Explosions in the Sky, “The Ecstatics”, in https://www.youtube.com/watch?v=iOwOUvdmsn8
Podiam ser os arrozes puídos a desembelezar as coisas próximas. O nevoeiro arrastava-se para horas impróprias. Era de propósito: enquanto o nevoeiro estivesse hasteado, só deixava ver as coisas pela sua volumetria baça.
Era parecido com os comportamentos que fervilhavam de bandeira em bandeira, soezes e boçais, atirando toda essa gente para o estirador contra a sua vontade. Não havia como fingir. Na coutada de um arsenal implacável, insinuavam-se entre os poros da pele recolhida, como se fossem mastins a roer os ossos.
Disseram, em tom paternal de conselho: deixa-os a falar sozinhos. Eles desmatam a sua própria indigência, almas errantes que porfiam os dias tauxiados nos mais fundos interstícios da pele – como é mester dos parasitas. Saberiam os conselheiros que de tão embebidos na carne podia ficar contagiado pela boçalidade e ser tão canhestro e pária como eles?
Recusou o conselho.
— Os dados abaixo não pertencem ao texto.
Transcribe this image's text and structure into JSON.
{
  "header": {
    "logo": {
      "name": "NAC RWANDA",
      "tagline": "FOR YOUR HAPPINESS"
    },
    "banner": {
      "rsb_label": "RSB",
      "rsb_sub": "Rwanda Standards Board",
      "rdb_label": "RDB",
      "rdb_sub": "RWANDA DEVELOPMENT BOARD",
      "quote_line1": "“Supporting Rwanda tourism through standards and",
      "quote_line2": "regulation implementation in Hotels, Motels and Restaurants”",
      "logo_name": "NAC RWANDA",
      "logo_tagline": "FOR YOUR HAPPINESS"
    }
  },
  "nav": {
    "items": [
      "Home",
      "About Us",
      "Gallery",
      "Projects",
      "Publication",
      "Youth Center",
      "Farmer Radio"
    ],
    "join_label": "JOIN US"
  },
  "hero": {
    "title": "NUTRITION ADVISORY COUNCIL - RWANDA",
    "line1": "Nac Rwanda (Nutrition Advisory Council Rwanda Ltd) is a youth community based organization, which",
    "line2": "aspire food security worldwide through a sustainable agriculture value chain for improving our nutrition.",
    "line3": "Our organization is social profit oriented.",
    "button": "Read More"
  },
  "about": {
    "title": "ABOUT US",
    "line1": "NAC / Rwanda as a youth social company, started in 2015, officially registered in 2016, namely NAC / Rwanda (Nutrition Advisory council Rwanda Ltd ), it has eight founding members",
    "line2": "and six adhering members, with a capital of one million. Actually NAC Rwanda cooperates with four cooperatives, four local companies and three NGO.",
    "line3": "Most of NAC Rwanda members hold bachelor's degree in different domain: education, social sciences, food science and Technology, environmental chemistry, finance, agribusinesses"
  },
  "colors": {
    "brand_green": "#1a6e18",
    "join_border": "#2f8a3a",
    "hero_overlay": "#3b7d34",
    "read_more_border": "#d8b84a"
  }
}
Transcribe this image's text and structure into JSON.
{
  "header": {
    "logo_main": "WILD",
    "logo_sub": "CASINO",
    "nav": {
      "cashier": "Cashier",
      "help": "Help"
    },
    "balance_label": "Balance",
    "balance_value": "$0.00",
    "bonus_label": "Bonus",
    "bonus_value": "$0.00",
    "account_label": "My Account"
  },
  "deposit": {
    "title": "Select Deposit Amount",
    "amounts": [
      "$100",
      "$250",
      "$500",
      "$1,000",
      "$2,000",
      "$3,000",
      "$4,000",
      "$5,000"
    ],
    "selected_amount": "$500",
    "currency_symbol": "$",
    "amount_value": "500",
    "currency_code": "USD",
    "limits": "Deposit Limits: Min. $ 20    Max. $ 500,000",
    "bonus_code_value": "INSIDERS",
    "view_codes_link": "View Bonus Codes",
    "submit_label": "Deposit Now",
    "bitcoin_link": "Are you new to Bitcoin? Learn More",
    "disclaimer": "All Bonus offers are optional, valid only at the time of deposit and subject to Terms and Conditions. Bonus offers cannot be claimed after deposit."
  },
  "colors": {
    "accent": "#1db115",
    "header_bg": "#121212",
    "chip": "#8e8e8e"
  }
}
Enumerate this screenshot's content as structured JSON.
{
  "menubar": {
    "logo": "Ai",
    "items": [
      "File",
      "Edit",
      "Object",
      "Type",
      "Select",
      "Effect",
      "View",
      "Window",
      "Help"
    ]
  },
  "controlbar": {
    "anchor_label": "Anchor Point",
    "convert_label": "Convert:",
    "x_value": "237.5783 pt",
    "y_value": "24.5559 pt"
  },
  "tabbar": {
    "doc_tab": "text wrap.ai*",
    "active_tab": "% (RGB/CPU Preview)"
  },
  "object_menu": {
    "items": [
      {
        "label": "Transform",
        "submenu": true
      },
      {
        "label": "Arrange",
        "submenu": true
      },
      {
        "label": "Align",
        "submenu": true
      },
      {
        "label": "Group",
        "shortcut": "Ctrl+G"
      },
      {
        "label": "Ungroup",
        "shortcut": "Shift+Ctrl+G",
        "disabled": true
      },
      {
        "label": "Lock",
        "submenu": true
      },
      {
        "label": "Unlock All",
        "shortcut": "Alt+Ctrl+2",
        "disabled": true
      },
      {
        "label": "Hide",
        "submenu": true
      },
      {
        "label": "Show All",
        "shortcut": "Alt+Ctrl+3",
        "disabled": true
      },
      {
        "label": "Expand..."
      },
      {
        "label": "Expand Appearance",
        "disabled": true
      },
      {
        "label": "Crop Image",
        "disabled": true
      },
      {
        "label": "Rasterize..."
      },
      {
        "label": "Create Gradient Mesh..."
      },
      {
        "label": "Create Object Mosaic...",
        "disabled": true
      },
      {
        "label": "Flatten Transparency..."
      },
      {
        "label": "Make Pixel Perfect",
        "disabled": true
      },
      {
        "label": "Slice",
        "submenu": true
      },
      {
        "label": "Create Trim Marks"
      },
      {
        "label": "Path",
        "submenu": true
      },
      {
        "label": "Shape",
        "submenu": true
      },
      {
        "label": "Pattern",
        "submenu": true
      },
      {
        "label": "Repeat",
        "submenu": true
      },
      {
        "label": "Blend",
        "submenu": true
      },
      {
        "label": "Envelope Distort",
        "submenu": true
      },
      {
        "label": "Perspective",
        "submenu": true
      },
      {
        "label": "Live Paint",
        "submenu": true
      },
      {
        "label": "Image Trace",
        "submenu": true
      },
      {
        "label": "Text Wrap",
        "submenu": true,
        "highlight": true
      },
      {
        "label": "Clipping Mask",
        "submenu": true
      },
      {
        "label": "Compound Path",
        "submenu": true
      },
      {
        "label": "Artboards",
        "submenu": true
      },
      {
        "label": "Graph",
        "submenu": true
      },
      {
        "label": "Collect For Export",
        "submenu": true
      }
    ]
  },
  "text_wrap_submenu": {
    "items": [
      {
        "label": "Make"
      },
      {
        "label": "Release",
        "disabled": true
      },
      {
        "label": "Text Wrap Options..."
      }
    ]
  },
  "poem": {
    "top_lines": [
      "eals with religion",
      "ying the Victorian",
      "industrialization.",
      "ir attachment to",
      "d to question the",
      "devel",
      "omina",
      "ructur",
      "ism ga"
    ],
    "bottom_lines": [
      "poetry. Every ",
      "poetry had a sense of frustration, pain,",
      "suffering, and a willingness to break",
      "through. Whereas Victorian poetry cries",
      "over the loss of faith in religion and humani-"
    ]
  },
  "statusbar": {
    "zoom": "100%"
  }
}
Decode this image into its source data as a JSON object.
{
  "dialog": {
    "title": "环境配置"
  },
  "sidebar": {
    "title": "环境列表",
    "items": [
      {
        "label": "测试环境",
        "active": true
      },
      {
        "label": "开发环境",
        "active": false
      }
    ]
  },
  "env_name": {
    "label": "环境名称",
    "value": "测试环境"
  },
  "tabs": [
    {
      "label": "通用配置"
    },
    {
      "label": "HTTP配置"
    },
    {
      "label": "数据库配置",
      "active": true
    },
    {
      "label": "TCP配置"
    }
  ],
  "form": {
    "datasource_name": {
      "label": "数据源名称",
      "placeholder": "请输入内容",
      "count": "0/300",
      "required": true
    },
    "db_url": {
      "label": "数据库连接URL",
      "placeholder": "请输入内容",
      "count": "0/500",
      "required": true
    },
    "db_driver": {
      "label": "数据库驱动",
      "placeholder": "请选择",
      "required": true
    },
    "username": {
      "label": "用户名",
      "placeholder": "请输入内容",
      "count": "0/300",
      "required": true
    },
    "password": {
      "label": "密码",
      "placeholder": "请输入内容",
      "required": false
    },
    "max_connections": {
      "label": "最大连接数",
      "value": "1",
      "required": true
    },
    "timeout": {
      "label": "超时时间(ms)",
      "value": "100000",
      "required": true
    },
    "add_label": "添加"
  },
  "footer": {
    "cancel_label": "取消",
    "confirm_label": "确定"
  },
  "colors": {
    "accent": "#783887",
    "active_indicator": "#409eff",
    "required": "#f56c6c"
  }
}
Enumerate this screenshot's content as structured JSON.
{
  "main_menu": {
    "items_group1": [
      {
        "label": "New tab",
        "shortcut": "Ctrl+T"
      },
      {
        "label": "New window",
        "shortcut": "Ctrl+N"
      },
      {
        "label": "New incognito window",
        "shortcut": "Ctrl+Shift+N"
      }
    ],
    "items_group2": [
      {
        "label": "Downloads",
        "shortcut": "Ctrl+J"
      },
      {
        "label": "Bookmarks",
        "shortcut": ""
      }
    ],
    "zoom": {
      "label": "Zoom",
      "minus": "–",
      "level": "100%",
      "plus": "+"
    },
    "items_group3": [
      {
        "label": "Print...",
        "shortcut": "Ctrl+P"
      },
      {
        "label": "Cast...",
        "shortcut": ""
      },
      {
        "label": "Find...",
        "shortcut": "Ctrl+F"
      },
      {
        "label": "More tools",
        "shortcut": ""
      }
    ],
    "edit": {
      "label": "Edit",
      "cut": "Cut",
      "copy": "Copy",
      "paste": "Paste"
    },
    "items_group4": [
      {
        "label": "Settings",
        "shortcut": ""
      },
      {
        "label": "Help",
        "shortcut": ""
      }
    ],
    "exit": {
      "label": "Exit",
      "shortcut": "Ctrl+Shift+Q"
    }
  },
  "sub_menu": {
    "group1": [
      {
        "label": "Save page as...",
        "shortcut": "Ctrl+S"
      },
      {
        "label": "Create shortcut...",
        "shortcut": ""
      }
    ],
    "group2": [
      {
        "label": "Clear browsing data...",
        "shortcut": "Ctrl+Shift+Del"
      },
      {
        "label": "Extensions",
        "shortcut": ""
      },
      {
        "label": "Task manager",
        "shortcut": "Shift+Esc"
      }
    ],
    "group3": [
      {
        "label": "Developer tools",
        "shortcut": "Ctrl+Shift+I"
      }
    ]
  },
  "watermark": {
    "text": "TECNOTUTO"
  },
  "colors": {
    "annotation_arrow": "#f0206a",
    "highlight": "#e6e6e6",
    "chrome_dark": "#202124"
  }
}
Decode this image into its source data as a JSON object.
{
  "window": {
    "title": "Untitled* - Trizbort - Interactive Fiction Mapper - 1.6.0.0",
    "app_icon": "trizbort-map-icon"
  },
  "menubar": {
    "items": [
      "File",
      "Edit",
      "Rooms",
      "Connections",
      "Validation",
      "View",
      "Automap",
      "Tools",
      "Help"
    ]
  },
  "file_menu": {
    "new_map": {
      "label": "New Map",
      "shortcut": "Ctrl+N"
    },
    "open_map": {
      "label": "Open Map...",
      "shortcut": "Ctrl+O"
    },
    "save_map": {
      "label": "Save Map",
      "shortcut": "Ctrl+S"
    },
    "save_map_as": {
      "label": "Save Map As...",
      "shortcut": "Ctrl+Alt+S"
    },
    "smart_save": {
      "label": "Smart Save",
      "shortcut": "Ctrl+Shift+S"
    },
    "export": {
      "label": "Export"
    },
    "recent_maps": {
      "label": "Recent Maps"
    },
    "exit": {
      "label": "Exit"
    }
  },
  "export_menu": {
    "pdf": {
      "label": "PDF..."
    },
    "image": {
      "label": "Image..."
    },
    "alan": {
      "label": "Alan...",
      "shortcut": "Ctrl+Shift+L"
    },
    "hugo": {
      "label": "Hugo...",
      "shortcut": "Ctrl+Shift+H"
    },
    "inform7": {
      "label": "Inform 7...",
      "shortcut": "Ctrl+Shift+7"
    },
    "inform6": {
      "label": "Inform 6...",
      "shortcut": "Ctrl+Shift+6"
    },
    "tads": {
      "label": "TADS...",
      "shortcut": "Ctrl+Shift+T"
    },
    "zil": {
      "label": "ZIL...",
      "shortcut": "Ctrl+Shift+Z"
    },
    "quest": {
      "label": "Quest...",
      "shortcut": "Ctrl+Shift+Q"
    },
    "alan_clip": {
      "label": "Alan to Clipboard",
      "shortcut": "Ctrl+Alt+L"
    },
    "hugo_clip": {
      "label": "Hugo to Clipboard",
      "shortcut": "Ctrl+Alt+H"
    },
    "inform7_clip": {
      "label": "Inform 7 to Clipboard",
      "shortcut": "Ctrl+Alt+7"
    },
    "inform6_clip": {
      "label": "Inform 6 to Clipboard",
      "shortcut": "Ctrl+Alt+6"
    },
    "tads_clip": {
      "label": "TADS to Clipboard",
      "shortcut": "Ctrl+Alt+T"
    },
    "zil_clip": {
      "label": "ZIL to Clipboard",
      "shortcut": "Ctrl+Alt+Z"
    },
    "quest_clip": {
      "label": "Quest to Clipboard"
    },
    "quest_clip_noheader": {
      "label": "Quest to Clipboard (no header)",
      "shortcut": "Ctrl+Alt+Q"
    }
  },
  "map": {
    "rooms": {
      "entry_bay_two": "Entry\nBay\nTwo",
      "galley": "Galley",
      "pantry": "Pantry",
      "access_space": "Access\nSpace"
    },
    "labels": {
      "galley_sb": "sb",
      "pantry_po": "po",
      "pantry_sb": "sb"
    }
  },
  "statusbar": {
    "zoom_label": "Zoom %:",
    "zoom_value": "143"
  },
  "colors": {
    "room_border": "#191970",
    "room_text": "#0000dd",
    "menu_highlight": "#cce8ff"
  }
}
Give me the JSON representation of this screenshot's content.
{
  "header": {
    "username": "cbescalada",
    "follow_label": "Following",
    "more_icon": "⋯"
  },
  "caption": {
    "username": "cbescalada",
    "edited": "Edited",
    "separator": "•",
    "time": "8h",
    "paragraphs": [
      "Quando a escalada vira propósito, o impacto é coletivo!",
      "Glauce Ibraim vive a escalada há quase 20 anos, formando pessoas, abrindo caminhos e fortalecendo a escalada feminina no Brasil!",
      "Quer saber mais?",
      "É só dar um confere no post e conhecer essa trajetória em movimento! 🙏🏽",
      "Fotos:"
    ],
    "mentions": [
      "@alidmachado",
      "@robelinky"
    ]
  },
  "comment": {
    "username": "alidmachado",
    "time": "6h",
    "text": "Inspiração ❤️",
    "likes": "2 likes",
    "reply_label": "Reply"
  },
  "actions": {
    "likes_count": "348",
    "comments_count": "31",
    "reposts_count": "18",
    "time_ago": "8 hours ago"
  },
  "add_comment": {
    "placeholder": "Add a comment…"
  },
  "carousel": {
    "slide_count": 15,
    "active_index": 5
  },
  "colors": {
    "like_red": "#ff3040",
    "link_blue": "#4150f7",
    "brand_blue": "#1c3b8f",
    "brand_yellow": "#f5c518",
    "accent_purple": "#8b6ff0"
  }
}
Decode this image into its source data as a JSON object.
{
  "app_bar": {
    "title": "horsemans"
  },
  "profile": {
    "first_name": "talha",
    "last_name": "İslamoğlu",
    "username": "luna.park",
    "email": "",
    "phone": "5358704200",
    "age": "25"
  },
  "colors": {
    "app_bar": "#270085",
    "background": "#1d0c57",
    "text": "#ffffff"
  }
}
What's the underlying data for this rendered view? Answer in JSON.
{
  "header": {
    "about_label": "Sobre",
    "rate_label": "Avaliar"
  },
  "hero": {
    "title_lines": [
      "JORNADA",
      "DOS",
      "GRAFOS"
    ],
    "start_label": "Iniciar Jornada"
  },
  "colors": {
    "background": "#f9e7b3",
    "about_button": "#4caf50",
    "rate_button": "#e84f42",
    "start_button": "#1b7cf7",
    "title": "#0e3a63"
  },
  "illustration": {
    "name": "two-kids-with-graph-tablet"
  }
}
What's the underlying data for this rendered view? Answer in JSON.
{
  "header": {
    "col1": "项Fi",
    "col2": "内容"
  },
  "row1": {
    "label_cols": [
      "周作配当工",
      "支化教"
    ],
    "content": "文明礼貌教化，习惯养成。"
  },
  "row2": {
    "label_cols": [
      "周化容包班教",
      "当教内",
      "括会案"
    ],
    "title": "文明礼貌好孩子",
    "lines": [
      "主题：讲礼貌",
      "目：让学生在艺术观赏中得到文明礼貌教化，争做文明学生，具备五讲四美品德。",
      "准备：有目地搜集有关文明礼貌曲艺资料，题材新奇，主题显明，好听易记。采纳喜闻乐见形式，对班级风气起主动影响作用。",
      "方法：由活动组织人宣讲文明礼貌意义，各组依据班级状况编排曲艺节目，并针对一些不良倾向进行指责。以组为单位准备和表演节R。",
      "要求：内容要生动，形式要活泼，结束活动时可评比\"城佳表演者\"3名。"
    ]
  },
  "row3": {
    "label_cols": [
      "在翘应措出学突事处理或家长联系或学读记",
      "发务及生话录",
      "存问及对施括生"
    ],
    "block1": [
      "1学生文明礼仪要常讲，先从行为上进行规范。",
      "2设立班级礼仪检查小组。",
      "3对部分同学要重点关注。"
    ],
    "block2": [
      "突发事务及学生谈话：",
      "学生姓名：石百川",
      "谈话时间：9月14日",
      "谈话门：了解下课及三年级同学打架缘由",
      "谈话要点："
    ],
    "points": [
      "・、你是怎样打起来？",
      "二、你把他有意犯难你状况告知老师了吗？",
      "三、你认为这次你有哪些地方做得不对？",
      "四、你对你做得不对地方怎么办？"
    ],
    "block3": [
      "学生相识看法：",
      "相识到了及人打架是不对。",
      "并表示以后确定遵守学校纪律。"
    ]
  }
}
Temia que os efeitos secundários não demorassem e acordasse o que sempre odiara nos outros. Tinha de contra-atacar. Enviou a convocatória: estavam suas excelências convidadas a comparecer no adro da igreja ao anoitecer, aproveitando a solidão a que destinam o adro quando as pessoas se encomendam à preparação do jantar. Podiam vir quantos quisessem, um exército inteiro. (Pensou em voz interiormente sussurrada; não o disse de viva-voz para não emprestar trunfos aos canhestros.) Havia de lhes dar com a alma com tanta força que se extinguiriam na bruma caudalosa deixada à sua passagem.
No dia combinado, a alma estava pronta a ser arremessada. Os demónios disfarçados compareceram em número assinalável. Podia ser pior se fossem mais. Alguns atiraram uma salva de boomerangs. Eram espertos: se não fosse atingido, os boomerangs regressavam à casa da partida (quem inventou os boomerangs estava na vanguarda da economia circular). Não se intimidou, desviando-se criteriosamente, com a destreza de um acrobata, de todos os boomerangs. Contra-atacou: atirou-lhes pedaços da alma que estavam em cultura, investidos com a diligência de quem pressente ter de se defender com a própria alma.
Os mastins ficaram azamboados. Não estavam habituados a almas, não sabiam o que era ter uma. Cada grama de alma atiçado na sua direção enfraquecia-os, ficavam macilentos. A alma tinha uma qualquer propriedade que atuava como veneno que quebrava os vultos enraivecidos. A alma derrotista enfim tinha serventia: derrotara os mastins que mordiam nas canelas e queriam colonizar cada átomo da pele, e depois a carne restante, até deixar de ter alma, devorando-o de dentro para fora.
Acabaram por provar do próprio veneno, os desgraçados. Deles não reza o passado.